There is a post here asking for what I believe is equivalent for my purposes (the address of the function as opposed to the type) but the question is already 5 years old; the sole answer states that there might not be a proper solution - without suggesting a particular reason - and offers a partial solution requiring a new function explicitly calling each ADL function in question just to leverage lambda semantics.
template <typename T>
void (*get_swap())(T&, T&) {
return [](T& x, T& y) { return swap(x, y); };
}
I could make this somewhat more generic:
template<typename... T>
void (*get_func())(T &&... t) {
return [](T &&... u) { return func(std::forward<T>(u)...); };
}
Obviously func
ought to be an argument as well - potentially a template argument - but this starts to break down.
template<typename S, typename... T>
void (*get_func())(S (*func)(T &&...), T &&... t) {
return [](T &&... u) { return func(std::forward<T>(u)...); };
}
The answer proceeds to use get_swap
like so:
auto f1 = get_swap<a::b>();
It seems like this is the end of the road: f1
is typed by an explicit instantiation of a function; ADL is out the window.
Consider std::make_tuple
: you already know that std::make_tuple<T...>
is callable on T &&... t
and that calling std::make_tuple(std::forward<T>(t)...)
is equivalent to explicitly instantiating it on T...
. What if you didn't know that?

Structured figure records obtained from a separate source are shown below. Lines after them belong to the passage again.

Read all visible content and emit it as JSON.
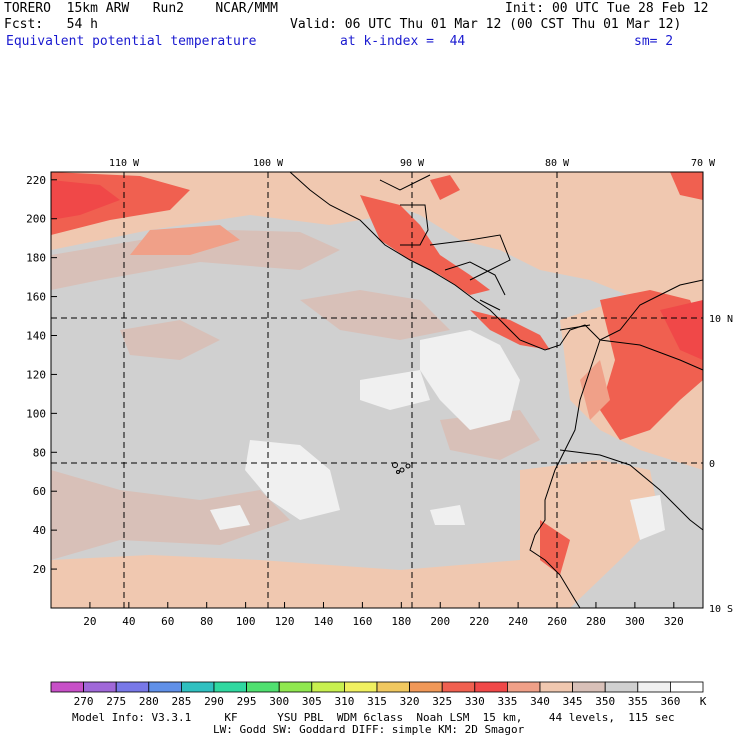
{
  "header": {
    "line1_left": "TORERO  15km ARW   Run2    NCAR/MMM",
    "line1_right": "Init: 00 UTC Tue 28 Feb 12",
    "line2_left": "Fcst:   54 h",
    "line2_right": "Valid: 06 UTC Thu 01 Mar 12 (00 CST Thu 01 Mar 12)",
    "field_name": "Equivalent potential temperature",
    "level": "at k-index =  44",
    "smoothing": "sm= 2"
  },
  "map": {
    "top_lon_labels": [
      "110 W",
      "100 W",
      "90 W",
      "80 W",
      "70 W"
    ],
    "right_lat_labels": [
      "10 N",
      "0",
      "10 S"
    ],
    "y_axis_ticks": [
      "220",
      "200",
      "180",
      "160",
      "140",
      "120",
      "100",
      "80",
      "60",
      "40",
      "20"
    ],
    "x_axis_ticks": [
      "20",
      "40",
      "60",
      "80",
      "100",
      "120",
      "140",
      "160",
      "180",
      "200",
      "220",
      "240",
      "260",
      "280",
      "300",
      "320"
    ]
  },
  "legend": {
    "levels": [
      "270",
      "275",
      "280",
      "285",
      "290",
      "295",
      "300",
      "305",
      "310",
      "315",
      "320",
      "325",
      "330",
      "335",
      "340",
      "345",
      "350",
      "355",
      "360"
    ],
    "unit": "K",
    "colors": [
      "#c850c8",
      "#a068d8",
      "#7878e8",
      "#6090e8",
      "#30c0c0",
      "#30d8a0",
      "#50e070",
      "#90e850",
      "#c8f050",
      "#f0f060",
      "#f0c860",
      "#f09858",
      "#f06050",
      "#f04848",
      "#f0a088",
      "#f0c8b0",
      "#d8c0b8",
      "#d0d0d0",
      "#f0f0f0",
      "#ffffff"
    ]
  },
  "footer": {
    "line1": "Model Info: V3.3.1     KF      YSU PBL  WDM 6class  Noah LSM  15 km,    44 levels,  115 sec",
    "line2": "LW: Godd SW: Goddard DIFF: simple KM: 2D Smagor"
  }
}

Maybe some of the template arguments are values, or the arguments are packed somehow, or the best candidate happens to include some extra arguments with defaults. You could probably make an argument for RTFM, or for waiting for some kind of reflection concept to come down the pipeline, but I think it's a valid question; obviously the compiler knows the address and type of the function it resolves via ADL. If I were adding this as a feature, I wouldn't know where to begin in terms of syntax (although I would expect it to follow declval
and decltype
as perhaps declfunc
, returning the type of the outermost call.)

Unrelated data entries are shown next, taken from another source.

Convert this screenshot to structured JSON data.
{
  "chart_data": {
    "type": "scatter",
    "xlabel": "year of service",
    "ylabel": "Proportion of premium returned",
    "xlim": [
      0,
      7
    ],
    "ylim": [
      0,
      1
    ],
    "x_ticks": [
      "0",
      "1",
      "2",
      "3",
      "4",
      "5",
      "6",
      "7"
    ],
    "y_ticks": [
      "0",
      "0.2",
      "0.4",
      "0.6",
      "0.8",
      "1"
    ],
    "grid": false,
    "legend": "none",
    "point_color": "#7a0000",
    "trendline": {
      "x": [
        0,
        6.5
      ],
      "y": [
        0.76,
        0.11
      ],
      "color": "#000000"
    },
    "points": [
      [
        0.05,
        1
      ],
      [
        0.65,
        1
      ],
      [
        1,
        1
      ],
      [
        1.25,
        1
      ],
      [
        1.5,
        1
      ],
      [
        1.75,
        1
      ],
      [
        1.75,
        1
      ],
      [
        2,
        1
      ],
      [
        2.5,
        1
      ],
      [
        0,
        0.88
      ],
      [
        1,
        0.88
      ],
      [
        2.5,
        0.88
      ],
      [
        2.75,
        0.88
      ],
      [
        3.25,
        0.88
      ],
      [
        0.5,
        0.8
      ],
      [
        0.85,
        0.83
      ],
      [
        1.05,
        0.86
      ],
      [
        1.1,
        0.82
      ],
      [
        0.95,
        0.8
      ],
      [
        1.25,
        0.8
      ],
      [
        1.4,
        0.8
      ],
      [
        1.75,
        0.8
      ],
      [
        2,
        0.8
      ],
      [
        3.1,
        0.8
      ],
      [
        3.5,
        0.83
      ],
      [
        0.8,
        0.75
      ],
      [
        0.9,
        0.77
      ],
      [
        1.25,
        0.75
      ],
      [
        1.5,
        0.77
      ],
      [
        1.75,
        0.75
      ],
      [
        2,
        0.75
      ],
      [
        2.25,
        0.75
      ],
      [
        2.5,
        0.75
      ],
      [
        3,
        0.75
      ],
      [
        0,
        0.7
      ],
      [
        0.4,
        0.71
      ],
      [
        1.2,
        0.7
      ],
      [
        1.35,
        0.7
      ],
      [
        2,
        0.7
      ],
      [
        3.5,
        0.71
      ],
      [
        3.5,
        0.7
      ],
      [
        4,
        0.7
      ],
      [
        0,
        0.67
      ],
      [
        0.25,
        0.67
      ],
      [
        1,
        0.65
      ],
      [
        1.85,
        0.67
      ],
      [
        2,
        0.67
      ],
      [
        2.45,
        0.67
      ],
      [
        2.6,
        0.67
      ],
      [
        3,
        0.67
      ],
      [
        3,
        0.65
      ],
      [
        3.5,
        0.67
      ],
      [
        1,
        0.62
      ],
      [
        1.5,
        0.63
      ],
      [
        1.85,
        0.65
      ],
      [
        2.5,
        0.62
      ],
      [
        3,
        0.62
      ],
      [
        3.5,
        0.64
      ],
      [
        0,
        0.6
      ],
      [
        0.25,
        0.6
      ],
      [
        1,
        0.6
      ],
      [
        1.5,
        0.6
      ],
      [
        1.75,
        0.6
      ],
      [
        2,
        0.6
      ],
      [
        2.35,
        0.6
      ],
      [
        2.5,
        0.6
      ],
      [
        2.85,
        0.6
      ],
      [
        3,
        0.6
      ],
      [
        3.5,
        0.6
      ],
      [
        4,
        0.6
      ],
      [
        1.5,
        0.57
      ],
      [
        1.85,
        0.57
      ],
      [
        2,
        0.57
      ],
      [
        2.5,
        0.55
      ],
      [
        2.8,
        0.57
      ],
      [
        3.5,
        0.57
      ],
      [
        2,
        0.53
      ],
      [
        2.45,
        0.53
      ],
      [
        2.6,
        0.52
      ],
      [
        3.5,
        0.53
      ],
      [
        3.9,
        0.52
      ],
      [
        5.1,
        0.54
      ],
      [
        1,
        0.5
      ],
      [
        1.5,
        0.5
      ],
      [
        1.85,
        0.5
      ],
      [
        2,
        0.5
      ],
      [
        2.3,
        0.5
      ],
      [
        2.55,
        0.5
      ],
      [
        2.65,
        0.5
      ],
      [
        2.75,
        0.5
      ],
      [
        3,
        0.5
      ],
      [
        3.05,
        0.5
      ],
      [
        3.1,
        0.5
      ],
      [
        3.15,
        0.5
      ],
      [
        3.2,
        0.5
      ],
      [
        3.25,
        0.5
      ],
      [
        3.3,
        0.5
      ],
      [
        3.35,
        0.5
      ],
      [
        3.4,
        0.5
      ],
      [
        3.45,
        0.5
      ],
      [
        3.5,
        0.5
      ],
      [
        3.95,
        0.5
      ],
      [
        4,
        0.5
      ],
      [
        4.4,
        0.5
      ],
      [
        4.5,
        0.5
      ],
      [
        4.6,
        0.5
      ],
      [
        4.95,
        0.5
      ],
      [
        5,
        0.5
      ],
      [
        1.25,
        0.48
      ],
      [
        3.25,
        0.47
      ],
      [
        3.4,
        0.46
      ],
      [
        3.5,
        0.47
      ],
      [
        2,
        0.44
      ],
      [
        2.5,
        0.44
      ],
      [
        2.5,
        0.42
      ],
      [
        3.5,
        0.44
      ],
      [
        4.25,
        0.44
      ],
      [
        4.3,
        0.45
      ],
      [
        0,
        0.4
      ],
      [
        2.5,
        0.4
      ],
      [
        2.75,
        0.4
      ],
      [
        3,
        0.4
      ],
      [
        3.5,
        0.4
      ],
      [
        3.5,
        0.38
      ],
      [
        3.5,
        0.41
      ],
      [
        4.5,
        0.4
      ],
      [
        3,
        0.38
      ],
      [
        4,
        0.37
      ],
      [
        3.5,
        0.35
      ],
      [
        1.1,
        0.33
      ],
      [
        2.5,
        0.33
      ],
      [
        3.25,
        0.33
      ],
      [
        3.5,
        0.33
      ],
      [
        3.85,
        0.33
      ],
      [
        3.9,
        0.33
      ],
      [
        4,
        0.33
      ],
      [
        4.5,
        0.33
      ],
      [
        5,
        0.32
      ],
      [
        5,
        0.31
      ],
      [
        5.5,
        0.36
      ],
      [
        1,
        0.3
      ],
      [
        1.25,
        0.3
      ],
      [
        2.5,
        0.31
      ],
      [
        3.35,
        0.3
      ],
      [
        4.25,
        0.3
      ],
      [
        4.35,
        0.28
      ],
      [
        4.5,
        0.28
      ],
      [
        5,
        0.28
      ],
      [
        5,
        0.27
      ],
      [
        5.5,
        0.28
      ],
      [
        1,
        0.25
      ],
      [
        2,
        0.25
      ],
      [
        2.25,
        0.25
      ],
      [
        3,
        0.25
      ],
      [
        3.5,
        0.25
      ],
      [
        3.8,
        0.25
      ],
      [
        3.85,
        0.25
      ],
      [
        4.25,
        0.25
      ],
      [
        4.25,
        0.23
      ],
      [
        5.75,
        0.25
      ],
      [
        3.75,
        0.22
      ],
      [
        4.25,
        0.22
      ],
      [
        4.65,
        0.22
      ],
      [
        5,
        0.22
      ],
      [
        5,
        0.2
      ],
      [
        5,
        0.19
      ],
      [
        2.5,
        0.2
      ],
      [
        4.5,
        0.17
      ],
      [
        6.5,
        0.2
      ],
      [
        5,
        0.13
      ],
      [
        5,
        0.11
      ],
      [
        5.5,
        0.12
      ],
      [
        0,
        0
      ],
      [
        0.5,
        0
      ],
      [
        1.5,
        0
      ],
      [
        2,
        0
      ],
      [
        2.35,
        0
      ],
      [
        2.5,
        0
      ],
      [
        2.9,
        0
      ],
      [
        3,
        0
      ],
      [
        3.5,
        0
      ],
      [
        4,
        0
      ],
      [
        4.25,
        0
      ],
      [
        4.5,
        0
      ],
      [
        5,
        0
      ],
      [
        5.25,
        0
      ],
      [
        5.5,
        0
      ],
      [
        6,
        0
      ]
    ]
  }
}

In a nutshell, what I'm looking for is a way to ask, "what would you call if I supplied these arguments?" and/or "what is the type of what you would call (...)".

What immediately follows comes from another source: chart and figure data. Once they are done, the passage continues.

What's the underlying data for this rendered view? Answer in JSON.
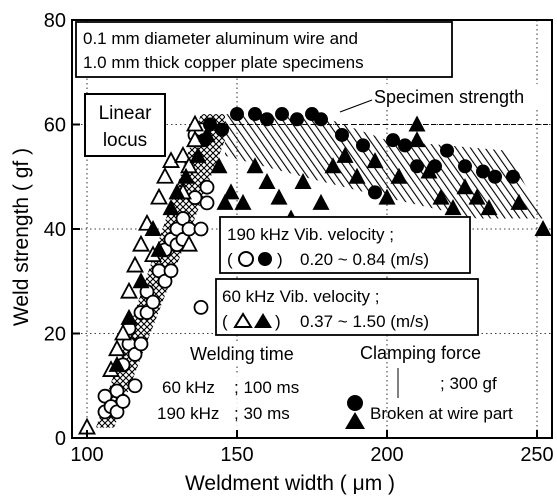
{
  "chart_data": {
    "type": "scatter",
    "xlabel": "Weldment width  ( μm )",
    "ylabel": "Weld strength  ( gf )",
    "xlim": [
      95,
      255
    ],
    "ylim": [
      0,
      80
    ],
    "xticks": [
      "100",
      "150",
      "200",
      "250"
    ],
    "yticks": [
      "0",
      "20",
      "40",
      "60",
      "80"
    ],
    "grid": "dotted",
    "specimen_strength": 60,
    "title_box": [
      "0.1 mm diameter aluminum wire and",
      "1.0 mm thick copper plate specimens"
    ],
    "linear_locus_label": [
      "Linear",
      "locus"
    ],
    "specimen_strength_label": "Specimen strength",
    "legend_190": {
      "line1": "190 kHz  Vib. velocity ;",
      "sym_open": "○",
      "sym_filled": "●",
      "range": "0.20 ~ 0.84 (m/s)"
    },
    "legend_60": {
      "line1": "60 kHz   Vib. velocity ;",
      "sym_open": "△",
      "sym_filled": "▲",
      "range": "0.37 ~ 1.50 (m/s)"
    },
    "welding_time": {
      "title": "Welding time",
      "row1_freq": "60 kHz",
      "row1_time": ";  100 ms",
      "row2_freq": "190 kHz",
      "row2_time": ";   30 ms"
    },
    "clamping_force": {
      "title": "Clamping force",
      "value": "; 300 gf"
    },
    "broken_at_wire_part": "Broken at wire part",
    "series": [
      {
        "marker": "open-circle",
        "points": [
          [
            106,
            5
          ],
          [
            106,
            8
          ],
          [
            108,
            6
          ],
          [
            110,
            5
          ],
          [
            110,
            9
          ],
          [
            112,
            7
          ],
          [
            112,
            14
          ],
          [
            114,
            18
          ],
          [
            114,
            21
          ],
          [
            116,
            16
          ],
          [
            118,
            18
          ],
          [
            118,
            24
          ],
          [
            120,
            24
          ],
          [
            120,
            28
          ],
          [
            122,
            26
          ],
          [
            124,
            32
          ],
          [
            126,
            30
          ],
          [
            126,
            36
          ],
          [
            128,
            32
          ],
          [
            128,
            38
          ],
          [
            130,
            37
          ],
          [
            130,
            40
          ],
          [
            132,
            38
          ],
          [
            132,
            42
          ],
          [
            134,
            40
          ],
          [
            136,
            46
          ],
          [
            138,
            25
          ],
          [
            138,
            40
          ],
          [
            140,
            45
          ],
          [
            140,
            48
          ],
          [
            116,
            10
          ],
          [
            136,
            58
          ],
          [
            138,
            59
          ]
        ]
      },
      {
        "marker": "filled-circle",
        "points": [
          [
            139,
            57
          ],
          [
            141,
            60
          ],
          [
            145,
            59
          ],
          [
            150,
            62
          ],
          [
            156,
            62
          ],
          [
            160,
            61
          ],
          [
            165,
            62
          ],
          [
            170,
            61
          ],
          [
            175,
            62
          ],
          [
            178,
            61
          ],
          [
            185,
            58
          ],
          [
            192,
            56
          ],
          [
            196,
            47
          ],
          [
            202,
            57
          ],
          [
            206,
            56
          ],
          [
            210,
            52
          ],
          [
            216,
            52
          ],
          [
            220,
            55
          ],
          [
            226,
            52
          ],
          [
            232,
            51
          ],
          [
            236,
            50
          ],
          [
            242,
            50
          ]
        ]
      },
      {
        "marker": "open-triangle",
        "points": [
          [
            100,
            2
          ],
          [
            108,
            13
          ],
          [
            110,
            17
          ],
          [
            112,
            20
          ],
          [
            114,
            28
          ],
          [
            116,
            33
          ],
          [
            118,
            37
          ],
          [
            120,
            41
          ],
          [
            122,
            35
          ],
          [
            124,
            46
          ],
          [
            126,
            50
          ],
          [
            128,
            53
          ],
          [
            132,
            47
          ],
          [
            134,
            37
          ],
          [
            136,
            57
          ],
          [
            132,
            54
          ],
          [
            134,
            52
          ],
          [
            136,
            60
          ]
        ]
      },
      {
        "marker": "filled-triangle",
        "points": [
          [
            110,
            14
          ],
          [
            114,
            23
          ],
          [
            118,
            30
          ],
          [
            122,
            40
          ],
          [
            124,
            36
          ],
          [
            128,
            44
          ],
          [
            130,
            47
          ],
          [
            133,
            50
          ],
          [
            137,
            54
          ],
          [
            140,
            58
          ],
          [
            144,
            52
          ],
          [
            146,
            45
          ],
          [
            148,
            47
          ],
          [
            152,
            45
          ],
          [
            156,
            52
          ],
          [
            160,
            49
          ],
          [
            164,
            46
          ],
          [
            168,
            42
          ],
          [
            172,
            49
          ],
          [
            178,
            45
          ],
          [
            182,
            52
          ],
          [
            186,
            54
          ],
          [
            190,
            50
          ],
          [
            196,
            53
          ],
          [
            200,
            46
          ],
          [
            204,
            50
          ],
          [
            210,
            57
          ],
          [
            214,
            51
          ],
          [
            218,
            46
          ],
          [
            222,
            44
          ],
          [
            226,
            48
          ],
          [
            230,
            46
          ],
          [
            234,
            44
          ],
          [
            244,
            45
          ],
          [
            252,
            40
          ],
          [
            210,
            60
          ]
        ]
      }
    ]
  }
}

Meta: I intentionally left out version-specific tags in case a solution might exist in a newer version (or a proposal, etc.) For what it's worth, I'm using C++14 coming from a background of mainly C++11. This is an academic interest, at least for now. Also, I aimed for a neutral tone, but in case it sounded otherwise, I have no intention of slighting the author of the answer I cited.